On its website, the Munch Museum writes:

“Vincent van Gogh (1853–1890) and Edvard Munch (1863–1944) are two distinctive and influential artists. Both created art with a strong emotional content expressed via a personal and innovative style, and both lived troubled lives. […] Yet despite these obvious common traits, which have been underscored time and again in art history and art criticism since the end of the 1800s, the more profound connections between the two artists have never been thoroughly illuminated in the context of an exhibition.

The exhibition ʻVan Gogh + Munch’ will for the first time explore the similarities and connections between these two artists.... The exhibition will encompass approximately 75 paintings and 30 works on paper, including about ten comparative works by other artists.” 

Norwegian-Dutch opening ceremony

Upon their arrival at the Munch Museum in Oslo, Queen Sonja and Princess Beatrix were greeted by the sisters Birgitte and Karoline Grimstad, who gave them flowers. In the Festival Hall, Mayor of Oslo Fabian Stang welcomed the guests before the directors of the Munch Museum and the Van Gogh Museum, Stein Olav Henrichsen and Axel Rüger respectively, introduced the exhibition.

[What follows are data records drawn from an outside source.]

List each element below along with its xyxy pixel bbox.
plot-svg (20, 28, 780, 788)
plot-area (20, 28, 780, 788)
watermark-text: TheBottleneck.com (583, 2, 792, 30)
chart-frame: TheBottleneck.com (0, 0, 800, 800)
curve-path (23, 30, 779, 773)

The curators, Magne Bruteig and Maite van Dijk, explained about the exhibition in greater detail, following a musical interlude by the Oslo Philharmonic Orchestra. Queen Sonja and Princess Beatrix undertook the official opening by unveiling a plaque bearing Van Gogh and Munch’s portraits.

Turning point

According to the Munch Museum website, “Paris became a turning point for both artists. A confrontation with the new art trends liberated the potential they harboured within while simultaneously challenging them to formulate their own programme.”

“Although their works may be different with regard to motif and implementation, they were both preoccupied with giving expression to the condition of modern man, and they accomplished this by pressing painterly means to the utmost: a vibrant palette, a highly stylised idiom, personal and bold brushwork and unconventional compositions are characteristic of them both.”

Lengthy collaboration

The exhibition is the culmination of a lengthy collaboration between the Van Gogh Museum in Amsterdam and the Munch Museum.

Both museums are among the world’s leading monographic museums, dedicated to the life and work of a single artist.
The Munch Museum is home to the world’s largest Munch collection, with over 28 000 works. The collection also includes personal items, art tools and photographs taken by the artist. Edvard Munch himself created the basis for this collection, bequeathing all his works of art to the City of Oslo.

Similarly, the Van Gogh Museum is home to the world’s largest collection of Vincent Van Gogh’s works, comprising paintings, drawings and letters. The collection also includes works by Van Gogh’s contemporaries that highlight his art and influence.

The exhibition will remain on display in Oslo until 6 September, when it will be moved to Amsterdam.